O projeto de implantação do VLT de Salvador é coordenado pela Secretaria de Desenvolvimento Urbano (Sedur) e executado pela Companhia de Transportes do Estado da Bahia (CTB). Com investimento previsto de R$ 5 bilhões, o novo modal tem estimativa de atender cerca de 100 mil passageiros por dia em toda sua extensão.
Durante o ato de autorização do início das obras em junho de 2024, a CTB informou que a previsão é que o valor da passagem do VLT seja a mesma do sistema do metrô. Atualmente, a tarifa cobrada pelo sistema metroviário é de R$ 4,10.
De acordo com informações divulgadas pelo governo baiano, a previsão é que as obras do novo modal sejam concluídas em 2027 com entrega gradual dos trechos.
O professor Juan Moreno, especialista em Engenharia de Transportes, é um crítico da escolha do modal VLT para substituir os tradicionais trens do Subúrbio. Ele afirma que entre o monotrilho, anteriormente proposto pelo governo, e o veículo leve sobre trilhos, o VLT foi a melhor escolha do ponto de vista técnico-operacional.
No entanto, com o fim do modal ferroviário, o pesquisador ressalta que a cidade perdeu um trem regional em detrimento de um modal de solução urbana.
“Sacrificamos uma solução regional em troca de uma solução urbana. Particularmente, não acredito que o VLT, da maneira que ele está sendo implantado, em função das características técnicas e operacionais, possa chegar a Alagoinhas. Coisa que o trem tinha capacidade de fazer. A nossa cidade deveria ter uma solução de transporte regional”, defendeu.
Agora, completou o professor de engenharia de transportes, a expectativa é que o VLT possa atrair a população enquanto opção de transporte, como era o trem. “Esperamos que haja um fenômeno de indução. Ou seja, que ele possa atrair as viagens de usuários de outros modais. Esperamos que os usuários de automóveis usem o VLT, o que seria sustentável”, diz o especialista.
Para que esse fenômeno ocorra, detalha Moreno, o VLT deverá estar integrado eficazmente com a rede pública e privada de transporte.
“É preciso ter integração com a bicicleta, com a calçada para o pedestre, com a rede de transporte, seja ônibus ou micro-ônibus, com o Uber, até com o mototaxista popular. Porque o mototaxista é um modo de transporte popular em um bairro popular, como naquela região. Agora, se a tarifa é cara, é um fator que vai fazer que ele não seja tão atrativo”, enumerou o professor.

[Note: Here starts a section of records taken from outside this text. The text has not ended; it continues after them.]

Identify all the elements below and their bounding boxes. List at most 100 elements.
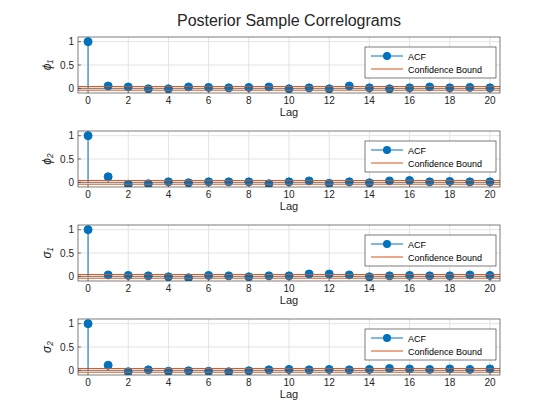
title: Posterior Sample Correlograms <box>177 12 401 29</box>
grid-line <box>78 323 500 324</box>
tick-label: 14 <box>364 283 376 294</box>
tick-label: 6 <box>206 189 212 200</box>
legend-label: Confidence Bound <box>408 253 482 263</box>
tick-label: 0.5 <box>60 154 74 165</box>
tick <box>78 135 81 136</box>
grid-line <box>78 41 500 42</box>
legend: ACFConfidence Bound <box>365 329 496 360</box>
tick-label: 6 <box>206 377 212 388</box>
grid-line <box>78 135 500 136</box>
legend: ACFConfidence Bound <box>365 235 496 266</box>
legend-marker <box>383 146 391 154</box>
legend-swatch <box>371 69 403 70</box>
legend-swatch <box>371 163 403 164</box>
tick-label: 20 <box>484 283 496 294</box>
tick-label: 6 <box>206 95 212 106</box>
tick-label: 16 <box>404 95 416 106</box>
subplot: 0246810121416182000.51Lagϕ₂ACFConfidence… <box>40 130 500 212</box>
legend-box <box>365 141 496 172</box>
tick-label: 10 <box>283 95 295 106</box>
legend: ACFConfidence Bound <box>365 141 496 172</box>
tick <box>78 253 81 254</box>
legend-marker <box>383 240 391 248</box>
stem-marker <box>84 226 92 234</box>
tick-label: 8 <box>246 377 252 388</box>
tick-label: 10 <box>283 189 295 200</box>
legend-swatch <box>371 257 403 258</box>
tick-label: 0 <box>85 95 91 106</box>
tick-label: 2 <box>125 189 131 200</box>
axes-box <box>78 37 500 93</box>
tick-label: 0.5 <box>60 342 74 353</box>
x-axis-label: Lag <box>280 294 298 306</box>
tick-label: 18 <box>444 189 456 200</box>
tick-label: 1 <box>68 318 74 329</box>
legend-label: Confidence Bound <box>408 159 482 169</box>
data-group <box>78 320 500 375</box>
stem-marker <box>84 132 92 140</box>
stem <box>84 38 92 89</box>
x-axis-label: Lag <box>280 200 298 212</box>
tick-label: 0 <box>68 83 74 94</box>
tick-label: 16 <box>404 377 416 388</box>
tick-label: 16 <box>404 283 416 294</box>
legend-marker <box>383 334 391 342</box>
legend-label: ACF <box>408 334 427 344</box>
axes-box <box>78 131 500 187</box>
stem-line <box>88 42 89 89</box>
confidence-bound <box>78 184 500 185</box>
tick-label: 12 <box>324 189 336 200</box>
tick-label: 20 <box>484 189 496 200</box>
confidence-bound <box>78 278 500 279</box>
tick-label: 2 <box>125 283 131 294</box>
subplot: 0246810121416182000.51Lagσ₂ACFConfidence… <box>40 318 500 400</box>
tick-label: 12 <box>324 377 336 388</box>
legend: ACF Confidence Bound <box>365 47 496 78</box>
tick <box>78 229 81 230</box>
tick-label: 14 <box>364 95 376 106</box>
plot-area <box>78 131 500 187</box>
tick-label: 0 <box>68 177 74 188</box>
tick-label: 4 <box>166 283 172 294</box>
tick-label: 1 <box>68 36 74 47</box>
confidence-bound <box>78 274 500 275</box>
tick-label: 2 <box>125 95 131 106</box>
legend-box <box>365 47 496 78</box>
data-group <box>78 38 500 93</box>
confidence-bound <box>78 90 500 91</box>
subplot: 0246810121416182000.51Lagσ₁ACFConfidence… <box>40 224 500 306</box>
legend-label: ACF <box>408 52 427 62</box>
y-axis-label: ϕ₂ <box>40 153 54 165</box>
legend-marker <box>383 52 391 60</box>
tick-label: 2 <box>125 377 131 388</box>
tick-label: 14 <box>364 377 376 388</box>
axes-box <box>78 319 500 375</box>
confidence-bound <box>78 372 500 373</box>
subplot: 0246810121416182000.51Lagϕ₁ACFConfidence… <box>40 36 500 118</box>
data-group <box>78 132 500 187</box>
legend-label: Confidence Bound <box>408 65 482 75</box>
axes-box <box>78 225 500 281</box>
stem <box>84 320 92 371</box>
tick-label: 10 <box>283 377 295 388</box>
grid-line <box>78 229 500 230</box>
tick-label: 0.5 <box>60 248 74 259</box>
legend-swatch <box>371 351 403 352</box>
tick-label: 8 <box>246 283 252 294</box>
figure: Posterior Sample Correlograms02468101214… <box>0 0 560 420</box>
tick-label: 0.5 <box>60 60 74 71</box>
tick <box>78 65 81 66</box>
x-axis-label: Lag <box>280 388 298 400</box>
tick-label: 18 <box>444 283 456 294</box>
x-axis-label: Lag <box>280 106 298 118</box>
tick-label: 12 <box>324 95 336 106</box>
stem-marker <box>84 320 92 328</box>
confidence-bound <box>78 86 500 87</box>
tick-label: 18 <box>444 377 456 388</box>
tick-label: 0 <box>68 271 74 282</box>
tick <box>78 347 81 348</box>
tick-label: 0 <box>68 365 74 376</box>
y-axis-label: σ₁ <box>40 247 54 258</box>
stem-line <box>88 324 89 371</box>
tick-label: 4 <box>166 95 172 106</box>
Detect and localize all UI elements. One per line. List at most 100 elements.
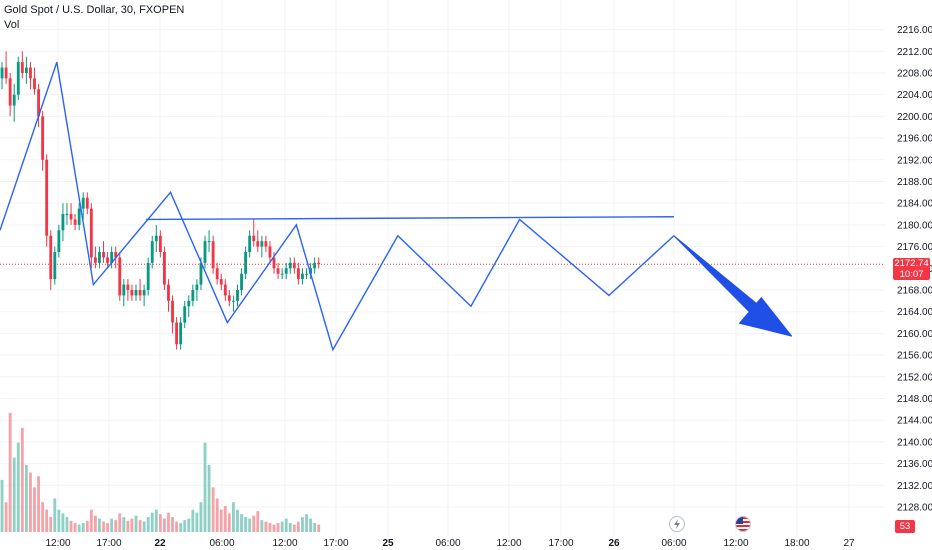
price-axis[interactable]: 2216.00 2212.00 2208.00 2204.00 2200.00 2196.… xyxy=(897,25,932,513)
candle-body xyxy=(167,284,170,301)
chart-legend: Gold Spot / U.S. Dollar, 30, FXOPEN Vol xyxy=(4,3,184,33)
time-tick-label: 27 xyxy=(843,538,855,549)
volume-bar xyxy=(73,523,77,532)
price-tick-label: 2128.00 xyxy=(897,503,932,514)
volume-bar xyxy=(183,520,187,532)
zigzag-pattern-line xyxy=(0,61,675,352)
price-tick-label: 2180.00 xyxy=(897,220,932,231)
candle-body xyxy=(37,89,40,117)
volume-bar xyxy=(317,524,321,532)
candle-body xyxy=(0,67,4,79)
candle-body xyxy=(223,284,227,296)
volume-bar xyxy=(203,442,207,532)
last-price-badge: 2172.74 10:07 xyxy=(893,258,930,281)
volume-bar xyxy=(93,515,97,532)
symbol-title[interactable]: Gold Spot / U.S. Dollar, 30, FXOPEN xyxy=(4,4,185,16)
price-tick-label: 2176.00 xyxy=(897,242,932,253)
volume-bar xyxy=(240,514,243,532)
volume-bar xyxy=(130,518,134,532)
volume-bar xyxy=(146,517,150,532)
volume-bar xyxy=(77,524,81,532)
lightning-icon[interactable] xyxy=(669,516,685,532)
volume-bar xyxy=(264,521,268,532)
volume-bar xyxy=(37,476,40,532)
candle-body xyxy=(130,289,134,296)
candle-body xyxy=(171,300,174,323)
candle-body xyxy=(256,241,260,247)
volume-bar xyxy=(122,517,126,532)
price-tick-label: 2200.00 xyxy=(897,112,932,123)
volume-bar xyxy=(232,502,235,532)
volume-bar xyxy=(179,523,183,532)
volume-bar xyxy=(215,498,219,532)
candle-body xyxy=(8,78,12,106)
price-tick-label: 2132.00 xyxy=(897,481,932,492)
time-tick-label: 17:00 xyxy=(323,538,348,549)
time-tick-label: 12:00 xyxy=(45,538,70,549)
price-tick-label: 2144.00 xyxy=(897,416,932,427)
time-tick-label: 06:00 xyxy=(435,538,460,549)
candle-body xyxy=(211,241,215,269)
candle-body xyxy=(85,197,89,209)
volume-bar xyxy=(227,513,231,532)
us-flag-icon[interactable] xyxy=(735,516,751,532)
bar-countdown: 10:07 xyxy=(899,269,924,281)
price-tick-label: 2196.00 xyxy=(897,134,932,145)
time-axis[interactable]: 12:00 17:00 22 06:00 12:00 17:00 25 06:00 12:00 1… xyxy=(45,538,855,549)
candle-body xyxy=(244,252,248,274)
volume-bar xyxy=(256,511,260,532)
neckline xyxy=(146,216,674,221)
volume-bar xyxy=(16,442,20,532)
volume-bar xyxy=(0,479,4,532)
candle-body xyxy=(73,219,77,225)
volume-bar xyxy=(260,520,264,532)
volume-label[interactable]: Vol xyxy=(4,19,20,31)
volume-bar xyxy=(106,523,110,532)
candle-body xyxy=(264,241,268,247)
candle-body xyxy=(260,241,264,247)
candle-body xyxy=(89,208,93,258)
candle-body xyxy=(268,246,272,258)
volume-bar xyxy=(33,487,36,532)
candle-body xyxy=(93,257,97,263)
volume-bar xyxy=(134,515,138,532)
price-tick-label: 2216.00 xyxy=(897,25,932,36)
volume-bar xyxy=(292,524,296,532)
candle-body xyxy=(118,257,122,296)
candle-body xyxy=(114,252,118,258)
time-tick-label: 12:00 xyxy=(272,538,297,549)
price-tick-label: 2152.00 xyxy=(897,372,932,383)
volume-bar xyxy=(81,523,85,532)
volume-bar xyxy=(175,521,179,532)
candle-body xyxy=(280,273,284,275)
price-tick-label: 2188.00 xyxy=(897,177,932,188)
candle-body xyxy=(150,241,154,263)
volume-bar xyxy=(305,514,308,532)
candle-body xyxy=(69,214,73,220)
time-tick-label: 06:00 xyxy=(209,538,234,549)
volume-bar xyxy=(69,520,73,532)
time-tick-label: 17:00 xyxy=(96,538,121,549)
volume-bar xyxy=(49,517,53,532)
candle-body xyxy=(284,268,288,274)
volume-bar xyxy=(268,523,272,532)
candle-body xyxy=(252,235,256,242)
volume-bar xyxy=(244,517,248,532)
volume-bar xyxy=(24,465,28,532)
volume-bar xyxy=(272,524,276,532)
volume-bar xyxy=(89,509,93,532)
volume-bar xyxy=(211,487,215,532)
candle-body xyxy=(248,235,252,253)
volume-bar xyxy=(191,509,195,532)
candle-body xyxy=(207,241,211,243)
candle-body xyxy=(227,295,231,301)
pattern-drawing[interactable] xyxy=(0,61,793,352)
candle-body xyxy=(162,252,166,285)
volume-bar xyxy=(223,505,227,532)
candle-body xyxy=(57,230,61,253)
candle-body xyxy=(203,241,207,263)
candle-body xyxy=(20,62,24,73)
volume-bar xyxy=(126,520,130,532)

A Secretaria de Desenvolvimento Urbano da Bahia (Sedur) foi procurada pela reportagem do PS Notícias para detalhamento do projeto do VLT, mas não retornou até a publicação desta matéria.
Em uma audiência pública realizada na Assembleia Legislativa da Bahia (Alba) em maio deste ano, a secretária da Sedur, Jusmari Oliveira, explicou que o o VLT será um modal de integração com outros sistemas de transporte presentes na capital, a exemplo de ônibus e do metrô. Neste caso, ocorrerá a integração no complexo rodoviário em construção no bairro de Águas Claras.
Potencial turístico da região
O dirigente da Unibairros, Joceval Tibúrcio, é um entusiasta da implantação do VLT na região. Ele relata que foi, junto a outras lideranças comunitárias, um dos responsáveis pela sugestão feita ao governo estadual para aquisição de vagões do VLT que seria implantado em Cuiabá, no estado do Mato Grosso. Lá, o governo estadual desistiu de investir no modal após decidir que o sistema Bus Rapid Transit (BRT) seria mais viável financeiramente e tecnicamente para a capital mato-grossense.
“O governo nos apresentou e licitou um projeto que a gente sonhou, discutiu e debateu com as entidades em audiências públicas, em consultas públicas feitas na nossa região. Agora, vamos ter um veículo leve sobre trilhos, de superfície, porque não é possível agredir ambientalmente um lugar tão lindo como esse, com essa paisagem maravilhosa, que é a Baía de Todos os Santos, que tem um potencial de captação turística fantástica”, vislumbra o líder comunitário.